Université

Pourquoi les prix littéraires sont-ils aussi nombreux en France ?

21.11.2017

Prix Goncourt, Renaudot, Femina, Interallié, Grand Prix de l’Académie française, et bien d’autres encore. Au mois de novembre, l’industrie du livre agite le champ culturel. Les prix littéraires se succèdent et récompensent de nombreux auteurs contemporains. Pourquoi existe-t-il autant de prix ? Quel est leur impact sur l’économie du livre en France et à l’étranger ?

Gustavo Guerrero est professeur de littérature latino-américaine contemporaine à l’université de Cergy-Pontoise et Vice-président délégué au développement international pour l’Amérique latine, également conseiller éditorial chez Gallimard. Il nous apporte son éclairage sur ces questions.

 

Cette année, le Prix Goncourt (Eric Vuillard, L’ordre du jour) et le Prix Renaudot (Olivier Guez, La disparition de Josef Mengele) portent sur le même thème : celui de la seconde guerre mondiale et du nazisme. Observe-t-on ces dernières années des grandes thématiques dans les œuvres primées ?

Il est très rare que deux prix portent sur des sujets similaires. Il faut plutôt y voir un signe de notre époque mais l’opinion est très volatile et, de ce fait, la tendance peut varier. Par exemple, l’an dernier, le Goncourt a été remporté par Leila Slimani avec son roman Chanson douce qui était une œuvre plutôt intimiste. Les prix de cette année ont peut-être un lectorat plus ciblé, constitué de passionnés d’histoire. On disait dans les années 1990 que l’histoire était « une passion française ». On retrouve effectivement de nombreux romans s’inspirant de faits historiques parmi les lauréats du Prix Goncourt, que l’on pense à Alexis Jenni, dont L’Art français de la guerre a été primé en 2011.

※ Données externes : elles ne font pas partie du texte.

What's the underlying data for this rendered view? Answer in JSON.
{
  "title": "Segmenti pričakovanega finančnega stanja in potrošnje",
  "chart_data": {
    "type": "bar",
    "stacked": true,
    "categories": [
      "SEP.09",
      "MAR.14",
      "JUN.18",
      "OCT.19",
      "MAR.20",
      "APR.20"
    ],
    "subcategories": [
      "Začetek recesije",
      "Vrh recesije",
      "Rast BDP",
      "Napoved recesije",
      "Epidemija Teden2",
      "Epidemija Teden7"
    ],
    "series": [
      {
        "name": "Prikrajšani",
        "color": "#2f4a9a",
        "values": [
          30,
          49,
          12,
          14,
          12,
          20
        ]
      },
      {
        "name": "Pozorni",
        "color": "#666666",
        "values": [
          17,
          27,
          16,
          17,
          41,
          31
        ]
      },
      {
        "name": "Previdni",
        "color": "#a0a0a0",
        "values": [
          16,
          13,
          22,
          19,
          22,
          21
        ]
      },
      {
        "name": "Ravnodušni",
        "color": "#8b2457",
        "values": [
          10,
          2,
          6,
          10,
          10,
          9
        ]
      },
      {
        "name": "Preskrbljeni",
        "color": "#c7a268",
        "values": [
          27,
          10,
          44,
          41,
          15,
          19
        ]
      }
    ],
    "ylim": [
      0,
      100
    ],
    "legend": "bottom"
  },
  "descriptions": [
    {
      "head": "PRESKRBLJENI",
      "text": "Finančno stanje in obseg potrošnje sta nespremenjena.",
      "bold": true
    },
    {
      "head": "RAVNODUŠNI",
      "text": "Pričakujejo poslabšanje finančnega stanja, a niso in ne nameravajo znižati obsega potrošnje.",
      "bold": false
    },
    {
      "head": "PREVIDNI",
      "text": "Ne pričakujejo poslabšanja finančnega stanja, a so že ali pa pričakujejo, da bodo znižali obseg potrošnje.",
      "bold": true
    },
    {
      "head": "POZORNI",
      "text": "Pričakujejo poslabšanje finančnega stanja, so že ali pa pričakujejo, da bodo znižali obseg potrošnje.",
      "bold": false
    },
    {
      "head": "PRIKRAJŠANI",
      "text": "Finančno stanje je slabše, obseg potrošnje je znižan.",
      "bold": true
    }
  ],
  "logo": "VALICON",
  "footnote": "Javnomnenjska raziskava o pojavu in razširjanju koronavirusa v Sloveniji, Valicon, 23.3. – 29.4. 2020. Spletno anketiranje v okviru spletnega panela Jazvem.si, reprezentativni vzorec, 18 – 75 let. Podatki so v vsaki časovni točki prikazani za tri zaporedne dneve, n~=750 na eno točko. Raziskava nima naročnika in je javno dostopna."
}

Le nombre de prix littéraires semble toujours en augmentation. Quelle en est la raison ?

La multiplication des prix est liée à la surproduction de livres. A la rentrée 2017, ce sont près de 600 titres français ou étrangers qui ont été publiés. Les prix littéraires sont une façon de faire face à cette production, ce sont des instances de validation et de reconnaissance. Ils répondent également à la nécessité d’orienter le lecteur, en complément des émissions littéraires, des critiques, du bouche-à-oreille, etc.

Pourquoi une telle surproduction ?

La première explication est technologique : depuis une trentaine d’années, la chaîne du livre s’est considérablement accélérée. Il est beaucoup plus facile de produire un livre et on le produit plus rapidement qu’auparavant. Par ailleurs, la démocratisation de la lecture a permis un élargissement des publics et, par conséquente, une diversification de la production.

Quel est l’impact de ces prix pour l’industrie du livre ?

L’impact économique est très important en termes de notoriété et de ventes. Remporter un prix, pour une maison d’édition, c’est une manière de faire émerger un titre ou un auteur. A titre de comparaison, on remarque une différence de taille entre la France et l’Espagne. En Espagne, ce sont les maisons d’édition qui remettent les prix. Il s’agit d’une stratégie des éditeurs pour attirer ou fidéliser les auteurs. Le prix est donc un investissement, d’où une différence de dotation très importante, par exemple entre le Prix Planeta (601 000 euros) et le Prix Goncourt (10 euros). En France, les maisons d’éditions n’organisent pas les prix mais la notoriété d’un prix se répercute très rapidement par des ventes importantes. 

Quelles retombées à l’international ?

Les auteurs primés sont des têtes d’affiche. A ce titre, ce sont des éléments importants dans des négociations internationales pour les maisons d’édition car les lectorats internationaux connaissent les prix français. Depuis une dizaine d’années, on remarque une reprise de la littérature française au niveau global. Ainsi, en moins de dix ans, deux français ont reçu le Prix Nobel de littérature : Jean-Marie-Gustave Le Clézio (2008) et Patrick Modiano (2014). Plus récemment, Matthias Enard était finaliste du prestigieux Man Booker Prize International. C’est le signe que la relève est là, un changement de génération. Un autre exemple est celui d’Emmanuel Carrère, qui recevra le 25 novembre prochain, le Grand Prix de la Foire internationale du livre (FIL) de Guadalajara (Mexique), la plus grande du monde hispanophone, dont je suis président du jury cette année. D’ailleurs, les prochaines promotions du master IEC de l’université de Cergy-Pontoise pourront assister à la FIL puisque la convention de partenariat avec l’université de Guadalajara, qui gère cette foire, a été renouvelée et qu’un double diplôme est en préparation.